Воспитанный человек даже с ума сходит с достоинством.

   Наблюдение одного психиатра.

   Проклятый корсет мешал самим фактом своего существования. Но Урфин терпел, отдавая себе отчет, что без корсета продержится на ногах от силы час. Или два.

   А потом сляжет на несколько дней.

   И кому от этого легче станет? Разве что самолюбию.

   Он чувствовал себя старым. Даже не старым - древним, как Ласточкино гнездо, но в отличие от замка, куда как хуже сохранившимся. Тянуло мышцы. Ныли суставы. Ломило кости. Желудок принимал исключительно вареную пищу, а сердце при каждом удобном случае норовило сбиться с ритма.

   Впрочем, лучше так, чем лежа.

   И несмотря на брюзжание, за которое Урфин тихо сам себя ненавидел, следовало признать: ему с каждым днем становится лучше.

   Урфин способен сам встать с кровати. И одеться без посторонней помощи. Пуговицы не в счет, слишком мелкие и неподатливые...

   Он управляется и со столовыми приборами, и ложку до рта доносит, не расплескивая содержимое. Великий подвиг...

   Кайя мог не опасаться: он больше не полезет искать приключений. Слишком жестко собственное тело дало понять, что предел достигнут.

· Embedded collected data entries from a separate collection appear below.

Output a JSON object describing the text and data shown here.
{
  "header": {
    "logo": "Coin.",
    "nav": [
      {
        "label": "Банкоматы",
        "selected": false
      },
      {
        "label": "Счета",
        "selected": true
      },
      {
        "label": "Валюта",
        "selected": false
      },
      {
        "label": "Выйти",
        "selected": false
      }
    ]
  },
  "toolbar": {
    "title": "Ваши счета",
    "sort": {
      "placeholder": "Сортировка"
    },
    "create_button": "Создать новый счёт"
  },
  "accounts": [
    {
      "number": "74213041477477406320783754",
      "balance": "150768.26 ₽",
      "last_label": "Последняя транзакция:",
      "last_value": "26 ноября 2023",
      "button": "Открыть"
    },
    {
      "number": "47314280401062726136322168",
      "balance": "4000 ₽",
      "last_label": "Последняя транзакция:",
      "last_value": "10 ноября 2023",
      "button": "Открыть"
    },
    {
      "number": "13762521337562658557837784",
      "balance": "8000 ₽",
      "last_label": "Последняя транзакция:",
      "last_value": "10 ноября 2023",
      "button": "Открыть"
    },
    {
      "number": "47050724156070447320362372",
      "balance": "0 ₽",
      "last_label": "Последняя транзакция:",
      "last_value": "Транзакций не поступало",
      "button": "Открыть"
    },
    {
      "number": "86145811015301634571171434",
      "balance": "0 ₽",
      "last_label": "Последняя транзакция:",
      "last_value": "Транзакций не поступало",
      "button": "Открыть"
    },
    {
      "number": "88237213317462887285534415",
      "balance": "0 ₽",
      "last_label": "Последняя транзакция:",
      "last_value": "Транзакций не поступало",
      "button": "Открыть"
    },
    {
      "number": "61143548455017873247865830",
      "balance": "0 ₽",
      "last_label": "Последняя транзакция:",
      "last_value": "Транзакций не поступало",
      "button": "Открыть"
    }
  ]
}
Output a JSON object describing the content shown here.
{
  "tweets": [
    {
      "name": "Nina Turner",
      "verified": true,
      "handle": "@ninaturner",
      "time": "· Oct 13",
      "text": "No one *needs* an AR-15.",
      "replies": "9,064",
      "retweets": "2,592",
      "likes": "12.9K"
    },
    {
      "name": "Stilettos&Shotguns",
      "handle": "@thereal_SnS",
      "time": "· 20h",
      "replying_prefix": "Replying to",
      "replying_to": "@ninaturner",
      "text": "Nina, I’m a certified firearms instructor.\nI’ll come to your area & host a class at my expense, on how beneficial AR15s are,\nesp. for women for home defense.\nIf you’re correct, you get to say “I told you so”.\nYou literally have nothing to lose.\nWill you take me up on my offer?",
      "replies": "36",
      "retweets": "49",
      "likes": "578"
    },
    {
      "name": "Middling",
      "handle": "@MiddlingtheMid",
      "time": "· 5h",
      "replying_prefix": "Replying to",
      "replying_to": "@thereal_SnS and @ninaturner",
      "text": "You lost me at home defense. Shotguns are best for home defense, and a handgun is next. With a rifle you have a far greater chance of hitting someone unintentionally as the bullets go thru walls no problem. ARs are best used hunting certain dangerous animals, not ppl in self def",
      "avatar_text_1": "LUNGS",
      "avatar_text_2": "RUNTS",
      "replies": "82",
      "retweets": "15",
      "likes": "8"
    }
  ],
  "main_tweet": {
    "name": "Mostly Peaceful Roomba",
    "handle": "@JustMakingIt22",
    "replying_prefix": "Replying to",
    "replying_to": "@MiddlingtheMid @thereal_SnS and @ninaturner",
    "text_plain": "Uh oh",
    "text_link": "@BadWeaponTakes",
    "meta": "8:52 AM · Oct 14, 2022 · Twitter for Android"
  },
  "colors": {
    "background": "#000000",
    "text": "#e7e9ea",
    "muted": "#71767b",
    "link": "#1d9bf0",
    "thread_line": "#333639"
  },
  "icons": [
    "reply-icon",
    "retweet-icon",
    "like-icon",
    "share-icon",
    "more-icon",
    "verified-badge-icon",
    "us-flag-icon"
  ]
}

   Впрочем, сегодняшнее раздражение было связано не столько с общим, привычно-паршивым состоянием и отнюдь не радостными перспективами будущего - Урфин все же не очень хорошо представлял дальнейшую свою жизнь - сколько с предстоящими встречами, откладывать которые далее было бы не разумно. Он и так отодвинул их на конец дня.

   Долэг соизволила опоздать.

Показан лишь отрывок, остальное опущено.